A further $500 million will be up for grabs for projects that will have to be completed within 12 months of federal officials giving the green light for funding.
The money up for grabs is in high demand, with some cities already laying out buying strategies and prepping to apply for the project-based funding stream.
Edmonton Mayor Don Iveson said once those applications are in, cities will be telling the federal Liberals that both pots of money will need to be topped up.
“But the best way to make that argument is to use up the two $500-million allocations quickly, which we intend to do,” said Iveson, who chairs the big-city mayors group of the Federation of Canadian Municipalities.
The government considered the program for months as a way to keep people from falling into homelessness heading into the winter, with temporary shelter measures for the COVID-19 pandemic set to expire.
Some cities have rented hotel rooms to accommodate people while shelter capacity is reduced to allow for physical spacing, but they’re badly stretched financially.
Toronto Mayor John Tory said in a statement his city needed to pool the money with municipal funds as well as dollars from the private and non-profit sectors “to get affordable housing built as quickly as possible in our city.” He added that work is underway on a 12-month investment plan to properly put the funding to work.
Social Development Minister Ahmed Hussen said cities have already identified properties to buy, or have plans for modular housing that can be built in a matter of months, leading him to say Tuesday that he expected to see “a lot of housing being built before the winter.”
Hussen has previously said he hopes to have most of the money spent before March 2021, when the federal fiscal year ends.
The figures the federal government provided Tuesday add details about the Liberals’ plan to create or purchase 3,000 new affordable housing units across Canada. Cities had estimated a need of about 12,000 units.
“The cold, wet weather is upon us. Tent cities are occurring all throughout the country. An allocation of 3,000 units will not even come close to addressing the homelessness crisis,” NDP housing critic Jenny Kwan said in a statement.

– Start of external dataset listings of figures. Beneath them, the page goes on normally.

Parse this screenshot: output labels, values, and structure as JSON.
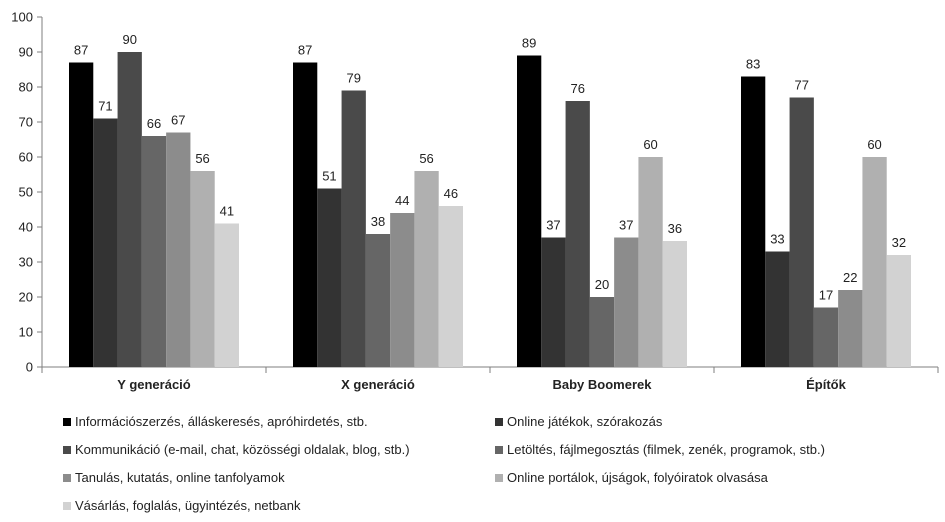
{
  "chart_data": {
    "type": "bar",
    "categories": [
      "Y generáció",
      "X generáció",
      "Baby Boomerek",
      "Építők"
    ],
    "ylim": [
      0,
      100
    ],
    "yticks": [
      0,
      10,
      20,
      30,
      40,
      50,
      60,
      70,
      80,
      90,
      100
    ],
    "grid": false,
    "legend_position": "bottom",
    "title": "",
    "xlabel": "",
    "ylabel": "",
    "series": [
      {
        "name": "Információszerzés, álláskeresés, apróhirdetés, stb.",
        "color": "#000000",
        "values": [
          87,
          87,
          89,
          83
        ]
      },
      {
        "name": "Online játékok, szórakozás",
        "color": "#333333",
        "values": [
          71,
          51,
          37,
          33
        ]
      },
      {
        "name": "Kommunikáció (e-mail, chat, közösségi oldalak, blog, stb.)",
        "color": "#4a4a4a",
        "values": [
          90,
          79,
          76,
          77
        ]
      },
      {
        "name": "Letöltés, fájlmegosztás (filmek, zenék, programok, stb.)",
        "color": "#666666",
        "values": [
          66,
          38,
          20,
          17
        ]
      },
      {
        "name": "Tanulás, kutatás, online tanfolyamok",
        "color": "#8c8c8c",
        "values": [
          67,
          44,
          37,
          22
        ]
      },
      {
        "name": "Online portálok, újságok, folyóiratok olvasása",
        "color": "#b0b0b0",
        "values": [
          56,
          56,
          60,
          60
        ]
      },
      {
        "name": "Vásárlás, foglalás, ügyintézés, netbank",
        "color": "#d2d2d2",
        "values": [
          41,
          46,
          36,
          32
        ]
      }
    ]
  }
}
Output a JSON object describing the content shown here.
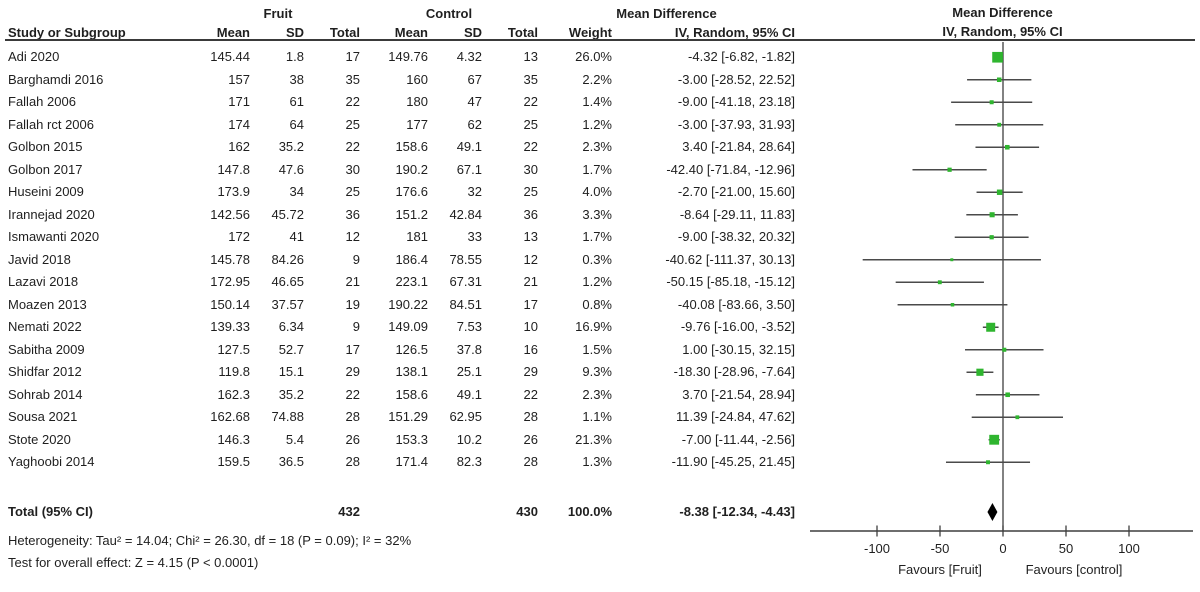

What’s also needed is for provincial governments to provide cash for health and counselling services to keep people housed in the new units, said Vancouver Mayor Kennedy Stewart.
The federal funding will cover purchase and construction costs, but the dollars needed to operate the new units will have to come from provincial or municipal coffers.
At the moment, municipal coffers are already stretched from the pandemic. Revenues dropped as recreational facilities sat unused and ridership diminished on transit systems, and costs increased for extra cleaning and emergency services.
The Liberals sent $2 billion to cities through a “safe restart” agreement with the provinces last month, and promised to match up to $2.3 billion more in provincial money for transit systems.
The money helps cities until the end of March, but municipal councils are looking at their budgets for 2021 with questions about how a second wave of COVID-19 may affect their bottom lines, Iveson said.
Intergovernmental Affairs Minister Dominic LeBlanc said Tuesday there were no immediate plans to provide more funding to cities, unless provinces made the case that more was needed to avoid service cuts.
“You wouldn’t want a situation in the context of the pandemic that these services were less available or somehow were diminished at a time when people need the most,” LeBlanc said.